Dr David Townsend, of Lancaster university and lead author of the research, said: “Our work highlights the potential impact of repurposing drugs for secondary medical uses, by discovering a novel therapeutic strategy that impedes the molecular pathology of Alzheimer’s disease, and which may have otherwise gone unstudied.
“Salbutamol has already undergone extensive human safety reviews, and if follow up research reveals an ability to impede Alzheimer’s disease progression in cellular and animal models, this drug could offer a step forward, whilst drastically reducing the cost and time associated with typical drug development.”
Professor David Middleton, co-author of the research, said: “This work is in the very early stages and we are some way from knowing whether or not salbutamol will be effective at treating Alzheimer’s disease in human patients. However, our results justify further testing of salbutamol, and similar drugs, in animal models of the disease and eventually, if successful, in clinical trials.”
Dr Rohanah Hussain, of Diamond Light Source, Senior Beamline Scientist and co-author said: “Diamond B23 beamline unique micro-collimated beam has made high throughput CD possible allowing the screening of many compounds through structural activity correlation crucial in drug discovery.”

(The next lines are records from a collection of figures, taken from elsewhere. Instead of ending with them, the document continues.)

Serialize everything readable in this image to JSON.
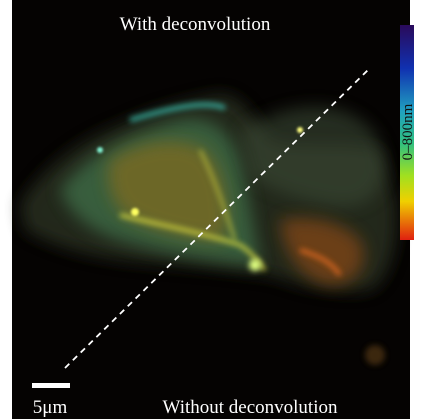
{
  "labels": {
    "top": "With deconvolution",
    "bottom": "Without deconvolution",
    "scale_bar": "5μm",
    "colorbar": "0–800nm"
  }
}
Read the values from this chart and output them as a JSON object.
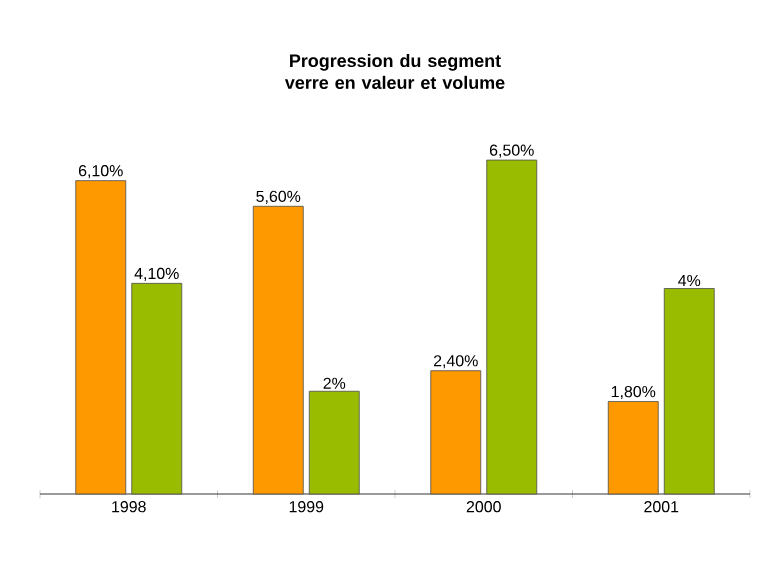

The researchers say that current asthma inhalers result in only a small amount of salbutamol reaching the brain and so, if further research is successful, a new delivery method would also need to be developed. They add that future research could also focus on other asthma drugs that are chemically similar to salbutamol, but which circulate in the bloodstream for much longer.
About this neuroscience research article
Source: Lancaster University Media Contacts: Ian Boydon – Lancaster University Image Source: The image is credited to Lancaster University.
Circular dichroism spectroscopy identifies the β-adrenoceptor agonist salbutamol as a direct inhibitor of tau filament formation in vitro
Potential drug treatments for Alzheimer’s disease (AD) may be found by identifying compounds that block the assembly of the microtubule-associated protein tau into neurofibrillar tangles associated with neuron destabilisation and cell death. Here, a small library of structurally diverse compounds was screened in vitro for the ability to inhibit tau aggregation, using high-throughput synchrotron radiation circular dichroism (HT-SRCD) as a novel tool to monitor the structural changes in the protein as it assembles into filaments. The catecholamine epinephrine was found to be the most effective tau aggregation inhibitor of all 88 compounds screened. Subsequently, we tested chemically-similar phenolamine drugs from the β-adrenergic receptor (βAR) agonist class, using conventional circular dichroism spectroscopy, thioflavin T fluorescence and transmission electron microscopy. Two compounds, salbutamol and dobutamine, used widely in the treatment of respiratory and cardiovascular disease, impede the aggregation of tau in vitro. Dobutamine reduces both the rate and yield of tau filament formation over 24 hours, although it has little effect on the structural transition of tau into β-sheet structures over 24 hours. Salbutamol also reduces the yield and rate of filament formation, and additionally inhibits tau’s structural change into β-sheet rich aggregates. Salbutamol has a good safety profile and a half-life that facilitates permeation through the blood brain barrier and could represent an expediated approach to developing AD therapeutics. These results provide the motivation for in vivo evaluation of pre-existing β-adrenergic receptor agonists as a potential therapy for AD through the reduction of tau deposition in AD.